The mouse bioassay (MBA) is the official reference method for determination of PSP toxins (PSTs) in bivalve shellfish. However, in recent years the AOAC HPLC method 2005.06 has become an approved alternative Official Method by the European Commission and has already been validated and implemented into the UK official control monitoring programme for mussels, cockles, razors and hard clams.

Research Approach

The AOAC HPLC method 2005.06, which involves the acetic acid extraction of shellfish prior to clean up, derivatisation and HPLC analyses, was subjected to a method performance verification exercise at Cefas for four further clam species of UK commercial significance: (surf, manila, carpet shell and otter clams). Checks followed guidance from the AOAC including an assessment of method selectivity, sensitivity, recovery, precision and uncertainty of measurement. Performance checks were conducted on the major PSP toxins commercially available as standards and more commonly found in UK samples.

Results

Initial investigations in surf clams highlighted issues with the conversion of some PSP toxins to their decarbamoyl counterparts.

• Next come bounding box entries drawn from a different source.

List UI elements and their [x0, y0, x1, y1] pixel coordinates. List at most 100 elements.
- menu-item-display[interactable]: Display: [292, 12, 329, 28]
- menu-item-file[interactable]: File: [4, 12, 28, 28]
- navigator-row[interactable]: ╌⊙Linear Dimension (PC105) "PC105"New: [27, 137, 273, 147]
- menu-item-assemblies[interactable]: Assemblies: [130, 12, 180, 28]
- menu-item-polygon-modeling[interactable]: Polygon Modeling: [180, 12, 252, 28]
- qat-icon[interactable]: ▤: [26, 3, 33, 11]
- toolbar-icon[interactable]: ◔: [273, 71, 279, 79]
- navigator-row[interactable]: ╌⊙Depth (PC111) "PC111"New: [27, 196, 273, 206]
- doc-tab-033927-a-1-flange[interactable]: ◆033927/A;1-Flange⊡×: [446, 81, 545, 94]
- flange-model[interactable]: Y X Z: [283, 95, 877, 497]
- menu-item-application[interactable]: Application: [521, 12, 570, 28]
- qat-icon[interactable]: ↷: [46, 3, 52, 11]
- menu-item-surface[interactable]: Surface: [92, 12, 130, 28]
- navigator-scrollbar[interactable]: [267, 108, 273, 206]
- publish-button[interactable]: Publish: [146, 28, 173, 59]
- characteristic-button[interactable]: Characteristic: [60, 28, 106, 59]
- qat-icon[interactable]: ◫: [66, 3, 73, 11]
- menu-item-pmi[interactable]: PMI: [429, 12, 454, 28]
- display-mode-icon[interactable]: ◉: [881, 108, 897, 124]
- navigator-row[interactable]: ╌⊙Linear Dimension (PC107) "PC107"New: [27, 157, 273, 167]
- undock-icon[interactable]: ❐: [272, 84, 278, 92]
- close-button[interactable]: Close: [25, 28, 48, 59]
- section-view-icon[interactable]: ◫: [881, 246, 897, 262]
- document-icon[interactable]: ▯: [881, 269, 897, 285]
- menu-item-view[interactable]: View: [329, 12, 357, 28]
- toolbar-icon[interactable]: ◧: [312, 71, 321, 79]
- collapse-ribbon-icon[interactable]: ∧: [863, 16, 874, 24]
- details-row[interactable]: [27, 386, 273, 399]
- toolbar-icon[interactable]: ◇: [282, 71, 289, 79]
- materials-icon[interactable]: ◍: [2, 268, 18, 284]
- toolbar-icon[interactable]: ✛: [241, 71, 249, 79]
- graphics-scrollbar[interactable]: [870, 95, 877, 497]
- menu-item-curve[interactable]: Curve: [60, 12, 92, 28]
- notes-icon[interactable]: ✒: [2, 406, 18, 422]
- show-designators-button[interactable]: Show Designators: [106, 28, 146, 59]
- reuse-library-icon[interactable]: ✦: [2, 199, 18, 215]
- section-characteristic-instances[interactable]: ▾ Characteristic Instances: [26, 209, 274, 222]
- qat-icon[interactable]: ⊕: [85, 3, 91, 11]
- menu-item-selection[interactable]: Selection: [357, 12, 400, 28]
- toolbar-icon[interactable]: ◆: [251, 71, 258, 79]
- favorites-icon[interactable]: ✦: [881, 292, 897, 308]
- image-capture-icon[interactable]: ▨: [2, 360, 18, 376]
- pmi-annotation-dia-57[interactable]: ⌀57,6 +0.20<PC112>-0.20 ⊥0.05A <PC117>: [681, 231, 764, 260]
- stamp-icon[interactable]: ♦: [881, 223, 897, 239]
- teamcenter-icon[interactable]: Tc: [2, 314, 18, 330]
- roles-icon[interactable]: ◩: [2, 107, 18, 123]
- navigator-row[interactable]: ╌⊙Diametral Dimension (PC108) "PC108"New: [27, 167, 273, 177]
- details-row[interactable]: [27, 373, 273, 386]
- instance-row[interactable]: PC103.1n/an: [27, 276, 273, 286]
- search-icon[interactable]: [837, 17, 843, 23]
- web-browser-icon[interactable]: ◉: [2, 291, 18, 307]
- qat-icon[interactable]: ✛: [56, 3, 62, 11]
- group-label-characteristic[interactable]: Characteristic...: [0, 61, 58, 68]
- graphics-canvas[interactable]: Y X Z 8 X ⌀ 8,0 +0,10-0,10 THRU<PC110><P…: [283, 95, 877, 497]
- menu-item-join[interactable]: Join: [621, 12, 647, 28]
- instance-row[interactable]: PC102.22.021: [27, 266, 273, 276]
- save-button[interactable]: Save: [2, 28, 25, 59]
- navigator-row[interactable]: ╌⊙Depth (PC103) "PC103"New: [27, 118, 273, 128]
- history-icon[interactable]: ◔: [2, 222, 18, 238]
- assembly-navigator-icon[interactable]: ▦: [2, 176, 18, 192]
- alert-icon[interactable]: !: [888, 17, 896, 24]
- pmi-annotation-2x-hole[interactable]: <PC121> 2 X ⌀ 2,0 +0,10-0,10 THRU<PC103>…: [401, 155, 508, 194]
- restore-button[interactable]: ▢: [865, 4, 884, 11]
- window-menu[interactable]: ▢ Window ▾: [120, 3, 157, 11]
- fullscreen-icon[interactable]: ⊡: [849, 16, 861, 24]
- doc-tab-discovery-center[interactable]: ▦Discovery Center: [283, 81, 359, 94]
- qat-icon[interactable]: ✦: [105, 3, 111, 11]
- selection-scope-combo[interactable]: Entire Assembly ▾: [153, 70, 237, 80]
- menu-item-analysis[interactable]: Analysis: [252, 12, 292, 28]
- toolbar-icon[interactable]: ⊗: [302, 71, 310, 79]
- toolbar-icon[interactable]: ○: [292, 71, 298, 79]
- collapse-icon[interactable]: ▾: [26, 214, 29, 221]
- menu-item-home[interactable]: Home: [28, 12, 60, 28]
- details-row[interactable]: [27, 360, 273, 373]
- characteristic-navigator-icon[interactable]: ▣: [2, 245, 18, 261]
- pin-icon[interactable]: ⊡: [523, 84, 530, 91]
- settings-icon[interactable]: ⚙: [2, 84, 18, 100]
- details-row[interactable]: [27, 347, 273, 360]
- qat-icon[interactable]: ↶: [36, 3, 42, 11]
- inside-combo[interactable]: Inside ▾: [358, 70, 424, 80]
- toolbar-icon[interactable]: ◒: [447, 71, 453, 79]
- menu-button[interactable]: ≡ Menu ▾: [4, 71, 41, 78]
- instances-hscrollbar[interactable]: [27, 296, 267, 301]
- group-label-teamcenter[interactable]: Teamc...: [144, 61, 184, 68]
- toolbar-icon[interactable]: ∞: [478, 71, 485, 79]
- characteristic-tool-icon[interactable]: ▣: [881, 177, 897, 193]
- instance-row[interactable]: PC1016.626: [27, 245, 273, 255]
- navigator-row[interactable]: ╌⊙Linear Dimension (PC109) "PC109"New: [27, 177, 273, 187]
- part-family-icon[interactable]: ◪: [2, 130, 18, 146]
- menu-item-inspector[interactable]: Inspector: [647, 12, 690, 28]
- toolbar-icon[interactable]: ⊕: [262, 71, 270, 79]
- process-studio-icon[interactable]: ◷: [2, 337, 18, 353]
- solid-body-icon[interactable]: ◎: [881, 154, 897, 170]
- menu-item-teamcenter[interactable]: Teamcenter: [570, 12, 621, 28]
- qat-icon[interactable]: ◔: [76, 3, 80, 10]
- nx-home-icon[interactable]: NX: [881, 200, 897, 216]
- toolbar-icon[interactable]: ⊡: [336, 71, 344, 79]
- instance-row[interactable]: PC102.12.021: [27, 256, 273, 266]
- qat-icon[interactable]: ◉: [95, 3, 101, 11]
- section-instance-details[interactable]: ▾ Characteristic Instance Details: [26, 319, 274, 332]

Following a period of investigation, the decision was taken to limit the method verification exercises to only the decarbamoyl toxins in this species. For the other three clam species no such issues were encountered and the full spectrum of PSP toxins were studied.

Verification results showed that the analysis of PSTs in all four species was selective enough to detect and quantify the presence of each toxin peak. The sensitivity of the method was satisfactory, with method limits of detection and quantitation similar to those described in other species. Toxin recoveries determined at two concentration levels were within specified limits and were similar to those described previously for other bivalve species. The precision and repeatability of method for each clam species was also shown to be acceptable, with values below specified limits. Method performance results obtained throughout the study were used to calculate levels of Measurement Uncertainty (MU) for the analysis of PSTs in each of the four clam species, with results being similar to those reported previously for other bivalve species.

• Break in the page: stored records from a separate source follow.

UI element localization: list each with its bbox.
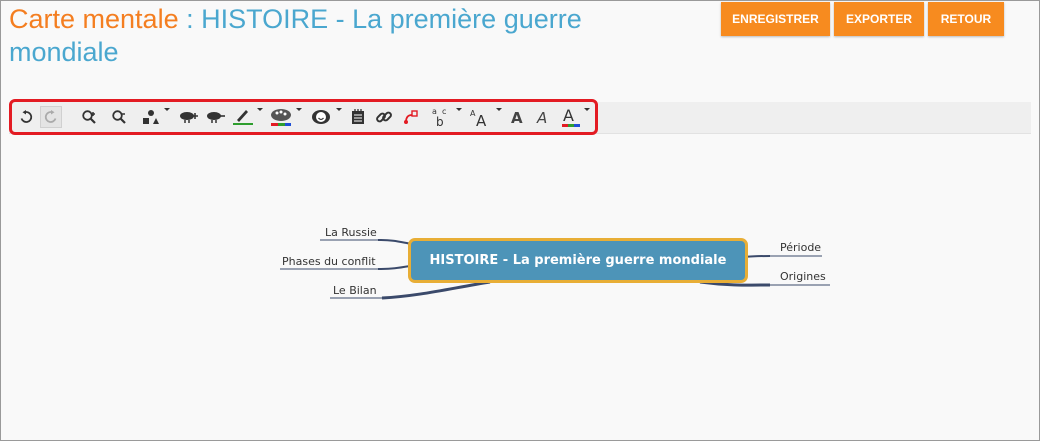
topic-la-russie[interactable]: La Russie: [325, 226, 377, 239]
topic-phases-du-conflit[interactable]: Phases du conflit: [282, 255, 376, 268]
topic-periode[interactable]: Période: [780, 241, 821, 254]
branch-la-russie: [377, 239, 413, 245]
topic-origines[interactable]: Origines: [780, 270, 826, 283]
branch-phases: [377, 265, 411, 270]
mindmap-branches: [280, 239, 830, 300]
topic-le-bilan[interactable]: Le Bilan: [333, 284, 377, 297]
branch-bilan: [381, 280, 491, 300]
central-topic[interactable]: HISTOIRE - La première guerre mondiale: [408, 238, 748, 283]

Overall, the results presented have shown the applicability of the method for the qualitative and quantitative determination of the PSP toxins in each of the four clam species. Results fall within specified performance limits and the overall size of the measurement uncertainty is similar to the values determined for other species previously validated. Consequently, the recommendation is to implement the method into the UK official control monitoring programme for the analysis of PSP toxins in the four clam species.